The letter compels state agencies not to use any system but the multimodal arrangement beginning in the first week of July, 2010, barring any unforeseen circumstances. But with private companies, his wording has created confusion within the industry as to whether it implicitly makes the transportation regimen mandatory.
It is not mandatory, said Mekonen Abera, director general of the Ethiopian Maritime Affairs Authority.
"This is not some sort of order made to the private sector," Mekonnen told Fortune. "It, rather, provides the option for importers to take advantage of this service for all containerised cargo and vehicles."
"I urge the private sector to take advantage of this opportunity," says Driba in his letter. This is not an appropriate way of writing the letter, according to a middle level government official in the maritime industry.
"He should have written the letter in a manner that does not make the operator in the private sector insecure," this official told Fortune.
It is a guarded use of words with the intent to force the private sector to inevitably comply, according to a manager of a forwarding company. The private sector is already insecure; they are wary of such expressions, he said.

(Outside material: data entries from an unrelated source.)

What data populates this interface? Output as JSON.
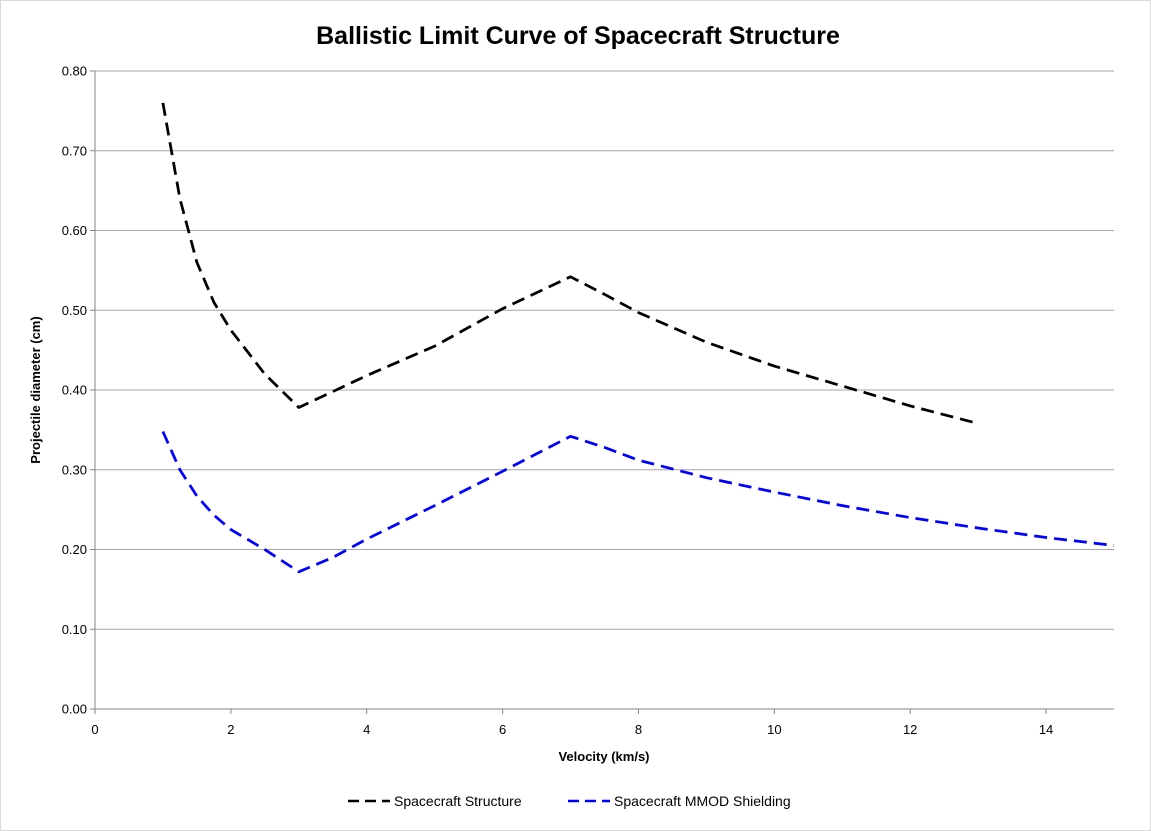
{
  "chart_data": {
    "type": "line",
    "title": "Ballistic Limit Curve of Spacecraft Structure",
    "xlabel": "Velocity (km/s)",
    "ylabel": "Projectile diameter (cm)",
    "xlim": [
      0,
      15
    ],
    "ylim": [
      0,
      0.8
    ],
    "x_ticks": [
      0,
      2,
      4,
      6,
      8,
      10,
      12,
      14
    ],
    "x_tick_labels": [
      "0",
      "2",
      "4",
      "6",
      "8",
      "10",
      "12",
      "14"
    ],
    "y_ticks": [
      0,
      0.1,
      0.2,
      0.3,
      0.4,
      0.5,
      0.6,
      0.7,
      0.8
    ],
    "y_tick_labels": [
      "0.00",
      "0.10",
      "0.20",
      "0.30",
      "0.40",
      "0.50",
      "0.60",
      "0.70",
      "0.80"
    ],
    "grid": "horizontal",
    "legend_position": "bottom",
    "line_style": "dashed",
    "series": [
      {
        "name": "Spacecraft Structure",
        "color": "#000000",
        "x": [
          1.0,
          1.25,
          1.5,
          1.75,
          2.0,
          2.5,
          3.0,
          3.5,
          4.0,
          5.0,
          6.0,
          7.0,
          7.5,
          8.0,
          9.0,
          10.0,
          11.0,
          12.0,
          13.0
        ],
        "y": [
          0.76,
          0.64,
          0.56,
          0.51,
          0.475,
          0.42,
          0.378,
          0.398,
          0.418,
          0.455,
          0.502,
          0.542,
          0.52,
          0.497,
          0.46,
          0.43,
          0.405,
          0.38,
          0.358
        ]
      },
      {
        "name": "Spacecraft MMOD Shielding",
        "color": "#0000ff",
        "x": [
          1.0,
          1.25,
          1.5,
          1.75,
          2.0,
          2.5,
          3.0,
          3.5,
          4.0,
          5.0,
          6.0,
          7.0,
          7.5,
          8.0,
          9.0,
          10.0,
          11.0,
          12.0,
          13.0,
          14.0,
          15.0
        ],
        "y": [
          0.348,
          0.3,
          0.267,
          0.243,
          0.225,
          0.2,
          0.172,
          0.19,
          0.213,
          0.255,
          0.298,
          0.342,
          0.328,
          0.312,
          0.29,
          0.272,
          0.255,
          0.24,
          0.227,
          0.215,
          0.205
        ]
      }
    ]
  }
}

"They are deliberately using this word, inching toward making the multimodal transportation system mandatory for all," he told Fortune, demanding anonymity, because the industry's association is yet to form a common position.
But the offer by the minister does not have any direct impact on freight forwarders or agents, nor will it force private importers should they choose to receive their Cargo at the Port of Djibouti, believes the industry's leader, Daniel Zemichael, also the managing director of Freighters International Plc.
Daniel has been under fire from his members for allegedly neglecting their interests due to a conflict of interest. Some are even putting pressure on him to resign from his position at the Ethiopian Freight Forwarders and Shipping Agency Association (EFFSAA). Daniel denies the existence of such pressure on him, or the demand put to the association's office.
His company is, however, a local representative of Steger Group, a Dutch company in charge of managing Modjo Dry Port's facilities, a job it received without competitive bidding. Steger is also an agent of the ESL in the Netherlands.
Operators in the private sector are uncomfortable with the minister's letter. The Ethiopian Maritime Affairs Authority is writing a draft directive governing the procedures that the private sector will be required to follow in order to use the multimodal transportation services and be permitted to be inspected and taxed by the Ethiopian Revenues and Customs Authority (ERCA). The new system may lead to a complte monopoly along the corridor, they are concerned.
Minister Driba was not available for comment, for he was in a series of meetings last week. However, representatives of the private forwarding companies will meet him in the following few days, hoping to table their concerns, Fortune learnt.